Here, the jump condition (conditions) of the branch and loop statements must be stored on the Edge in CFG to facilitate data flow analysis.
5. Data Stream Information Collection
For a piece of code block, the most effective and worth collecting information is the value assignment statement, function call, constant (const define), and registered variable (extract parse_str ).
The value assignment statement is used for variable tracking. in implementation, I use a structure to indicate the value and location of the value assignment. Other data information is identified and obtained based on AST. For example, in a function call, determine whether the variable is escaped, encoded, or other operations, or whether the called function is sink (such as mysql_query ).
6. Variable purification and encoding Information Processing
$ Clearsql = addslashes ($ SQL );
Value assignment statement.
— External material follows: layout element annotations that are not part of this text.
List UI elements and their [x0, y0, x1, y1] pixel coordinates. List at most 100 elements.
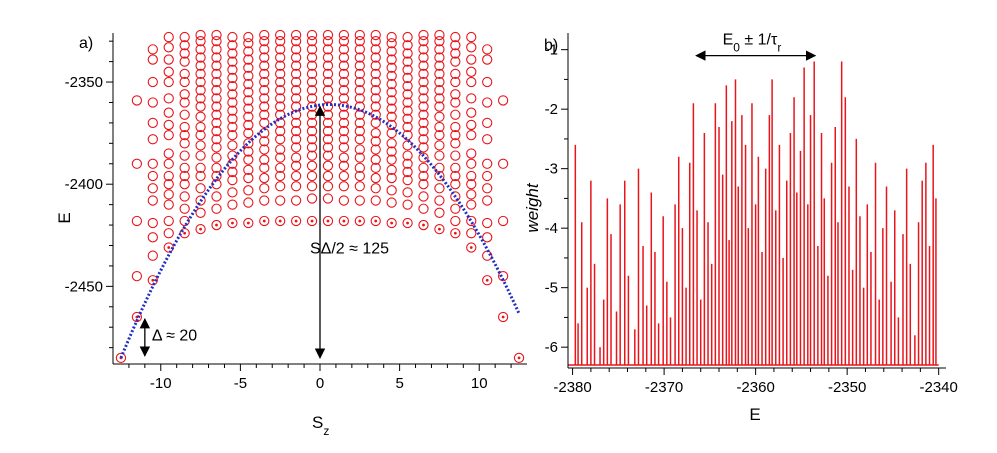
level-marker-23-11 — [482, 76, 493, 88]
level-marker-3-6 — [163, 170, 174, 182]
level-marker-13-19 — [322, 36, 334, 47]
level-marker-13-1 — [322, 193, 334, 204]
level-marker-14-18 — [338, 44, 350, 55]
level-marker-2-2 — [147, 232, 158, 243]
ground-state-point-10 — [278, 219, 282, 223]
panel-b-axes: -2380 -2370 -2360 -2350 -2340 -1 -2 -3 -4 -5 -6 — [545, 33, 958, 396]
level-marker-23-3 — [482, 217, 493, 229]
level-marker-2-13 — [147, 44, 158, 55]
level-marker-20-9 — [434, 121, 445, 133]
level-marker-20-7 — [434, 140, 445, 151]
level-marker-5-0 — [195, 223, 206, 235]
level-marker-17-11 — [386, 103, 397, 114]
level-marker-7-7 — [227, 140, 238, 151]
level-marker-22-8 — [466, 148, 477, 159]
level-marker-16-5 — [370, 154, 381, 165]
level-marker-8-6 — [243, 146, 254, 157]
panel-b-xtick-label--2350: -2350 — [828, 379, 866, 396]
level-marker-20-19 — [434, 36, 445, 47]
level-marker-1-3 — [131, 158, 143, 169]
level-marker-1-2 — [131, 215, 143, 227]
panel-b-ytick-label--3: -3 — [545, 161, 558, 178]
level-marker-6-15 — [211, 76, 222, 88]
level-marker-12-15 — [306, 68, 318, 80]
ground-state-point-23 — [485, 278, 489, 282]
level-marker-10-5 — [275, 152, 286, 163]
level-marker-17-7 — [386, 138, 397, 149]
level-marker-8-0 — [243, 217, 254, 229]
level-marker-18-14 — [402, 80, 413, 92]
level-marker-19-3 — [418, 179, 429, 190]
level-marker-3-2 — [163, 215, 174, 227]
level-marker-3-15 — [163, 54, 174, 65]
panel-b-xtick-label--2370: -2370 — [645, 379, 683, 396]
level-marker-9-18 — [259, 44, 270, 55]
level-marker-21-16 — [450, 56, 461, 67]
level-marker-6-11 — [211, 109, 222, 120]
level-marker-15-7 — [354, 134, 365, 145]
level-marker-6-8 — [211, 134, 222, 145]
level-marker-17-13 — [386, 87, 397, 98]
level-marker-6-16 — [211, 68, 222, 80]
level-marker-4-12 — [179, 97, 190, 108]
level-marker-20-14 — [434, 76, 445, 88]
level-marker-8-7 — [243, 138, 254, 149]
panel-b-xtick-label--2340: -2340 — [919, 379, 957, 396]
level-marker-12-16 — [306, 60, 318, 71]
level-marker-3-0 — [163, 242, 174, 253]
level-marker-22-2 — [466, 215, 477, 227]
level-marker-15-5 — [354, 152, 365, 163]
level-marker-24-2 — [497, 215, 509, 227]
level-marker-6-14 — [211, 85, 222, 96]
level-marker-21-10 — [450, 121, 461, 133]
level-marker-14-15 — [338, 68, 350, 80]
level-marker-8-18 — [243, 46, 254, 57]
level-marker-18-7 — [402, 140, 413, 151]
level-marker-6-21 — [211, 29, 222, 41]
level-marker-18-10 — [402, 113, 413, 124]
panel-a-xtick-label-10: 10 — [471, 375, 488, 392]
level-marker-19-21 — [418, 29, 429, 41]
level-marker-11-14 — [290, 76, 302, 88]
ground-state-point-15 — [358, 219, 362, 223]
level-marker-8-4 — [243, 164, 254, 176]
level-marker-12-12 — [306, 93, 318, 104]
level-marker-9-10 — [259, 109, 270, 120]
level-marker-23-10 — [482, 97, 493, 108]
level-marker-6-18 — [211, 52, 222, 63]
level-marker-6-2 — [211, 191, 222, 202]
level-marker-21-5 — [450, 170, 461, 182]
level-marker-22-13 — [466, 76, 477, 88]
level-marker-18-13 — [402, 89, 413, 100]
level-marker-15-1 — [354, 195, 365, 206]
level-marker-3-5 — [163, 179, 174, 190]
level-marker-11-6 — [290, 142, 302, 153]
level-marker-10-7 — [275, 134, 286, 145]
level-marker-17-4 — [386, 164, 397, 176]
level-marker-15-4 — [354, 162, 365, 174]
level-marker-2-11 — [147, 76, 158, 88]
ground-state-point-25 — [517, 356, 521, 360]
ground-state-point-12 — [310, 219, 314, 223]
level-marker-4-15 — [179, 68, 190, 80]
level-marker-11-18 — [290, 44, 302, 55]
ground-state-point-22 — [469, 246, 473, 249]
level-marker-17-5 — [386, 154, 397, 165]
level-marker-21-15 — [450, 68, 461, 80]
level-marker-20-3 — [434, 183, 445, 194]
level-marker-5-19 — [195, 36, 206, 47]
level-marker-10-2 — [275, 181, 286, 192]
panel-a-xtick-label--10: -10 — [150, 375, 172, 392]
level-marker-19-8 — [418, 134, 429, 145]
level-marker-9-1 — [259, 195, 270, 206]
ground-state-point-17 — [390, 221, 394, 225]
level-marker-19-16 — [418, 68, 429, 80]
level-marker-18-17 — [402, 56, 413, 67]
level-marker-11-0 — [290, 215, 302, 227]
ground-state-series — [119, 219, 521, 360]
level-marker-12-4 — [306, 160, 318, 171]
level-marker-16-17 — [370, 52, 381, 63]
level-marker-22-16 — [466, 42, 477, 53]
level-marker-14-13 — [338, 85, 350, 96]
level-marker-19-17 — [418, 60, 429, 71]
When the right side is a filter function (user-defined filter function or built-in filter function), the return value of the called function is purified, that is, add addslashes to the purification tag of $ clearsql.
Detects function calls and determines whether the function name is a security function configured in the configuration file.
If yes, add the purification tag to the symbol of location.
7. Process Analysis
If a user's function call is found in the audit, the inter-process analysis must be performed at this time. In the analysis project, locate the code block of the specific method and bring it into the variable for analysis.
The difficulty lies in, how to perform variable backtracking, how to deal with methods with the same name in different files, how to support calling and Analysis of class methods, and how to save user-defined sinks (for example, calling the exec function in myexec, if it has not been effectively purified, myexec should also be considered a dangerous function) and how to classify User-Defined sinks (such as sqli xss xpath ).
The process is as follows:
8. stain analysis
With the above process, the last thing to do is the stain analysis, mainly for some built-in risk functions in the system, such as the echo that may lead to xss. In addition, it is necessary to analyze the dangerous parameters in the dangerous functions effectively, including determining whether the function has been effectively purified (such as escape and regular expression matching ), and develop an algorithm to trace back the previous value assignment or other transformations of the variable. This undoubtedly tests the engineering capabilities of security researchers and is also the most important stage of automated auditing.
0x03
Through the above introduction, you can see that there are many pitfalls to implement an automated audit tool. I also encountered N-plus difficulties in my attempt, and static analysis does have some limitations, such as the process of string transformation that can be easily obtained in dynamic analysis, static analysis is hard to achieve. This is not a technical breakthrough, but a result of the limitations of static analysis itself. Therefore, if you want to make a static analysis with false positives or false negatives, after all, some dynamic ideas are introduced, such as simulating the code in eval, and processing the string change functions and regular expressions. In addition, for some MVC-based frameworks, such as the CI framework, the code is scattered, for example, the data purification code is placed in the extension of the input class, such as PHP applications, I think it is difficult to implement a general audit framework and should be treated separately.